Back a few weeks ago I was really having a hard time - as always. Living day to day and just feeling down. But I noticed that when I talked with another NICU mom I would try to put a bright spin on what was going on with her child. I could look at the brighter side for her child, but why couldn't I do the same for mine? Why did I feel so downcast? I got to thinking and reflecting about what has brought me joy in the past and different instances when I was able to see the brighter side.
Ever since I was in high school I was the one on my cross country and track teams making locker signs and writing encouraging notes. My personality shone through the ways I would serve my team. I was quiet - still am, but loved to braid hair, loved to cheer teammates, loved to make locker signs, loved to make good-luck gifts. I made a scrapbook for my sister at her graduation. During college I would make cards and write notes to my sibs. During my dating years I would draw cards, write out Bible verses, and make good luck notes for Joe.

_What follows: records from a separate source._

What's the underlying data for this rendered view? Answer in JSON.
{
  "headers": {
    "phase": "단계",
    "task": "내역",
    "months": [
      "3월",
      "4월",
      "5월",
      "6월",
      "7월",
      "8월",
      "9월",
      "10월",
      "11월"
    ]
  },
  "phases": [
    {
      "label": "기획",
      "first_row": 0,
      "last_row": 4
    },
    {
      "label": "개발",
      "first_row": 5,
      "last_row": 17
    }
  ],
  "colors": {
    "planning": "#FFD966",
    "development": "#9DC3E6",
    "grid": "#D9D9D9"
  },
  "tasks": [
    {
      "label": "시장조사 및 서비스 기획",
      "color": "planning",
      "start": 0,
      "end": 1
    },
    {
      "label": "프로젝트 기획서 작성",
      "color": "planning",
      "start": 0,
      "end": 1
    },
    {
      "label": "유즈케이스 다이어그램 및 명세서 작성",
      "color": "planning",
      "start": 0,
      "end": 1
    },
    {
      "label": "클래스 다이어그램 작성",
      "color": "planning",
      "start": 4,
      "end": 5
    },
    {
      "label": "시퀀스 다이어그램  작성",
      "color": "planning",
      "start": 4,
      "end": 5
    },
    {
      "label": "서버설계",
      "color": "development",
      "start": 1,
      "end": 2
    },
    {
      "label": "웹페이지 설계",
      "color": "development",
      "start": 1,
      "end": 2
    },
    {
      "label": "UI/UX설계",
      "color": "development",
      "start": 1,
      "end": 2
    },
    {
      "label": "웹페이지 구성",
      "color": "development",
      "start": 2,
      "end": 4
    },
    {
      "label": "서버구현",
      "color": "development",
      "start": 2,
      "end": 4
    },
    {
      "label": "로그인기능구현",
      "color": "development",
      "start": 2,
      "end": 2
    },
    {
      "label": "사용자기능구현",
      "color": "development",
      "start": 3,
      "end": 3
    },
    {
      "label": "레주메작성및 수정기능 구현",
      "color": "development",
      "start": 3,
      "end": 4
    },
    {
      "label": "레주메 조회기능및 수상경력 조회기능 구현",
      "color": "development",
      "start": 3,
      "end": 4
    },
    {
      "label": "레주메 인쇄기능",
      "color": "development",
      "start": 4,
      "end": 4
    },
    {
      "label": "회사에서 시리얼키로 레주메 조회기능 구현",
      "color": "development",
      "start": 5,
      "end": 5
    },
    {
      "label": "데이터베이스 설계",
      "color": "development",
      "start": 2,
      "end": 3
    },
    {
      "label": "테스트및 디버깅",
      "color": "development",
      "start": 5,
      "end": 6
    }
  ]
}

Since kids that part of my life has pretty much died away, but it used to bring me joy. I also remember how much I enjoyed encouraging others when I was a high school math teacher. Kids would get down about math or about life and I really enjoyed talking with them to help them look at the brighter side, helping them to have hope.
So I thought maybe now in life's current circumstances I should rekindle some of those things in order to see more positives. So I did something about it... I found an encouraging blog post about NICU moms and posted it in the mother's pumping room. I helped Joshua make a scrapbook wall hanging for a friend in the NICU. I made a blanket for the same friend in the NICU. I've initiated conversations with a couple more moms and gotten out of my comfort zone in order to help them look at the brighter side. And in all of it, I'm seeing a little brighter side too. It certainly helps that Joshua is improving. And there are still many days when I am still struggling with life, but digging up this passion of mine to encourage and love others in verbal and tangible ways is finally helping me cope with all that is going on.
Another thing that has helped me cope is a kind woman I've met...There is a wonderful clerk at the desk when I walk into the first NICU unit. She is a Christian and a true light. You can just see Jesus shining in her eyes. She often comments about my smile or the light she sees in my eyes. Sometimes I think she is crazy when she tells me that I'm shining a light here in this dark place. I don't feel like I'm shining Jesus in this time when I'm trudging through life day to day. But I'm trying to see that God can use me here, in this awful place to be a light to the people that I meet. Even with my quiet, boring personality, somehow this clerk sees a light in me. She encourages me with scripture, she encourages me when I tell her about Joshua's progress, she asks about my other kids, and homeschooling, and Joe. Working in this setting she knows how hard it is for babies to make real progress..."Inch by inch is a cinch, yard by yard is too hard." is what she likes to tell me. She has been through quite a lot of things in her life and knows how hard it is when you struggle to put your hands together to pray. She says she is helping me "exercise my arms" to lift them up to the heavens, to thank and praise the Creator for my little miracle. I pray that someday I can have that light and hope I see in her eyes too, shining for Jesus. Thank you Lord for Donna!
Right now I will try to keep encouraging other moms that I have met and try to initiate friendly conversations with the other doctors, clerks, environmental services staff, and nurses. And I pray that God uses me as a light for as long as we are here at Children's and gives me the courage to do so...and gives me grace when I feel so overwhelmed with life that I don't have the strength to step out of my problems and smile.